Inhibited compositions are typically cured by heating them to a
temperature of about 70.degree. C. or higher. If a catalyst is
used, particularly catalysts such as platinum catalysts that are
active at very low concentrations, then care must be taken to
completely remove all traces of catalyst from the ultimate
chromatography column. Residual catalyst may lead to the catalysis
of reactions with of analytical compounds as they pass through a
contaminated stationary phase material in a chromatography column,
and therefore compromise the usefulness of the material. In the
case of Sylgard 184, the manufacturer recommends that it be cured
using for 24 hours at 23.degree. C., or 4 hours at 65.degree. C.,
or 1 hour at 100.degree. C., or 15 minutes at 150.degree. C.;
although large amounts may require longer times in order to reach
the curing temperature. At 23.degree. C. the material will have
cured sufficiently in 24 hours to be handled; however full
mechanical and electrical properties will only be fully achieved
after 7 days.
[0095] Accordingly, the present invention is directed to an
immobilized stationary phase in a chromatography column comprising
an intimate mixture of particles of a stationary phase material and
a polymeric network comprising cross-linked poly(diorganosiloxane),
wherein the particles are suspended in the network. Such
immobilized stationary phases may be used in, e.g., HPLC columns or
in SPE devices.
[0096] In order to maximize the usefulness of such column
chromatography devices, the relative amount of the polymer
component to the stationary phase material should be sufficiently
high to satisfactorily immobilize the stationary phase. On the
other hand, the relative amount of polymer component should low
enough that it does not substantially alter the chromatographic
partitioning properties of the stationary phase material itself.
Indeed, if the relative amount of the polymeric component is too
high, then the resulting back pressure may be impracticably high
and preclude a chromatographically-useful flow rate. Although the
optimal relative amount of polymer to stationary phase material
will depend on the precise circumstances, one skilled in the art
will be able to ascertain with no more than routine experimentation
an appropriate composition in accord with the objects of the
present invention. By way of example, the intimate mixture of
particles (of stationary phase material) and a polymeric network
(of cross-linked poly(diorganosiloxane)) as described herein may be
approximately a 10:1 (w/w) composition, or a 15:1 (w/w)
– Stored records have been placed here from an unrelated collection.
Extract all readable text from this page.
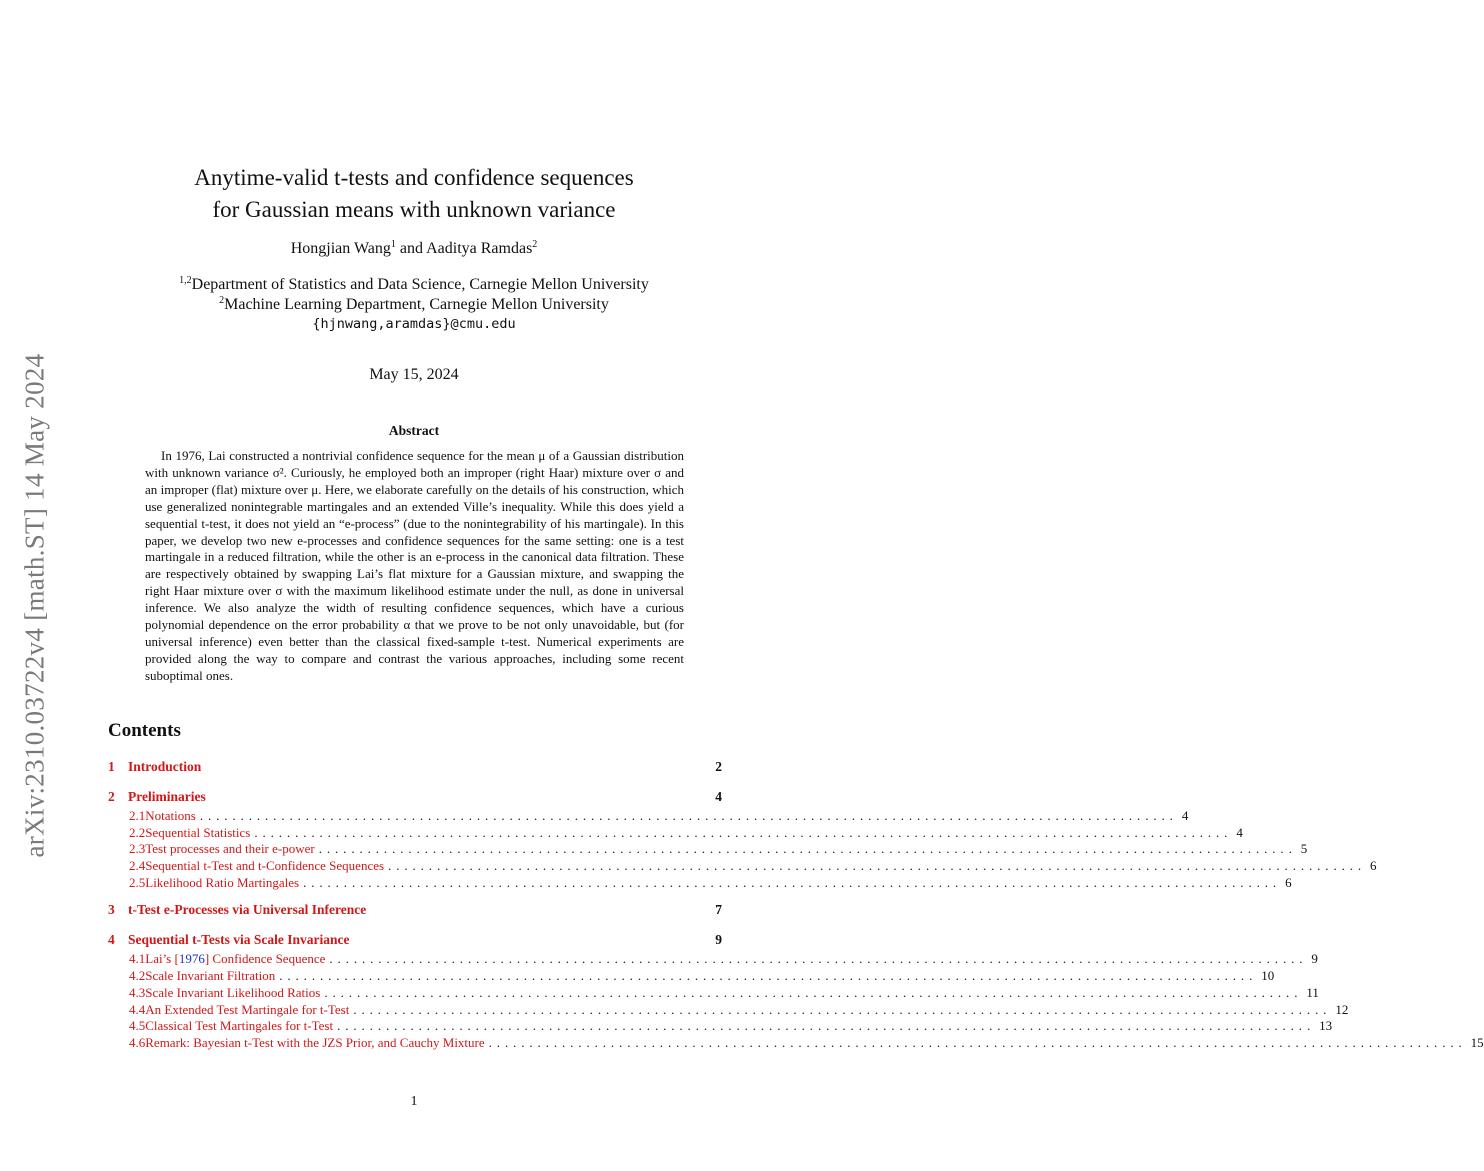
arXiv:2310.03722v4 [math.ST] 14 May 2024
Anytime-valid t-tests and confidence sequences
for Gaussian means with unknown variance
Hongjian Wang$^1$ and Aaditya Ramdas$^2$
$^{1,2}$Department of Statistics and Data Science, Carnegie Mellon University
$^2$Machine Learning Department, Carnegie Mellon University
{hjnwang,aramdas}@cmu.edu
May 15, 2024
Abstract
In 1976, Lai constructed a nontrivial confidence sequence for the mean μ of a Gaussian distribution with unknown variance σ². Curiously, he employed both an improper (right Haar) mixture over σ and an improper (flat) mixture over μ. Here, we elaborate carefully on the details of his construction, which use generalized nonintegrable martingales and an extended Ville’s inequality. While this does yield a sequential t-test, it does not yield an “e-process” (due to the nonintegrability of his martingale). In this paper, we develop two new e-processes and confidence sequences for the same setting: one is a test martingale in a reduced filtration, while the other is an e-process in the canonical data filtration. These are respectively obtained by swapping Lai’s flat mixture for a Gaussian mixture, and swapping the right Haar mixture over σ with the maximum likelihood estimate under the null, as done in universal inference. We also analyze the width of resulting confidence sequences, which have a curious polynomial dependence on the error probability α that we prove to be not only unavoidable, but (for universal inference) even better than the classical fixed-sample t-test. Numerical experiments are provided along the way to compare and contrast the various approaches, including some recent suboptimal ones.
Contents
1 Introduction	2
2 Preliminaries	4
2.1 Notations ........................................................................................................................ 4
2.2 Sequential Statistics ........................................................................................................................ 4
2.3 Test processes and their e-power ........................................................................................................................ 5
2.4 Sequential t-Test and t-Confidence Sequences ........................................................................................................................ 6
2.5 Likelihood Ratio Martingales ........................................................................................................................ 6
3 t-Test e-Processes via Universal Inference	7
4 Sequential t-Tests via Scale Invariance	9
4.1 Lai’s [1976] Confidence Sequence ........................................................................................................................ 9
4.2 Scale Invariant Filtration ........................................................................................................................ 10
4.3 Scale Invariant Likelihood Ratios ........................................................................................................................ 11
4.4 An Extended Test Martingale for t-Test ........................................................................................................................ 12
4.5 Classical Test Martingales for t-Test ........................................................................................................................ 13
4.6 Remark: Bayesian t-Test with the JZS Prior, and Cauchy Mixture ........................................................................................................................ 15
1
composition, or even a 20:1 (w/w) composition, or even a 25:1 (w/w)
composition. In some cases, the intimate mixture may even be
approximately a 50:1 (w/w) composition of particles to polymeric
network, or even a 70:1 (w/w) composition, or a 100:1 (w/w)
composition, or even a 1000:1 (w/w) composition. Such relative
amounts may be achieved by calculating or estimating the
stoicheometric equivalents of each reagent or component that is to
be included in the manufacture of the materials. Likewise, such
ratios may be determined by post facto empirical analysis of the
resulting products, e.g., by combustion analysis or other such
methods.
[0097] Likewise, the invention relates to a medium for molecular
separations comprising an intimate mixture of particles of a
stationary phase material and a polymeric network of cross-linked
poly(diorganosiloxane), where the particles are suspended in the
network.
[0098] In a further embodiment, the invention relates to a column
chromatography device comprising a column having a cylindrical
interior for accepting a stationary phase, a particulate stationary
phase material packed within the column. The stationary phase
material is immobilized, and it comprises an intimate mixture of
particles of a stationary phase material and a polymeric network of
cross-linked poly(diorganosiloxane), where the particles are
suspended in the network.
[0099] The invention also pertains to a separations instrument
comprising a column chromatography device and at least one
component selected from a detecting means, an introducing means, or
an accepting means. One skilled in the art will appreciate that a
variety of detecting means, introducing means, and accepting means
may be used according to the invention in analogous manner as the
equivalent or even identical equipment is used in, e.g., HPLC and
other common analytical chromatography methods. The column
chromatography device may comprise a column having a cylindrical
interior for accepting a stationary phase and a particulate
stationary phase material packed within the column that has been
immobilized within the column. The immobilized stationary phase
comprises an intimate mixture of particles of a stationary phase
material and a polymeric network of cross-linked
poly(diorganosiloxane), where the particles of stationary phase
material suspended in the network. The accepting means is capable
of holding the column in a configuration in which the column is
operatively connected to either a detecting means or an introducing
means.
[0100] The detecting means is operatively connected to the column
and is capable of measuring physicochemical properties (light
absorption/emission, conductivity, etc.), and examples include
detectors such as those commonly used as HPLC detectors. Such
detectors measure, e.g., refractive index, UV/Vis absorption or
emission (at a fixed wavelength or variable wavelength),
fluorescence (e.g., with a laser source), conductivity, molecular
mass (by mass-spectrometry), and evaporative light scattering.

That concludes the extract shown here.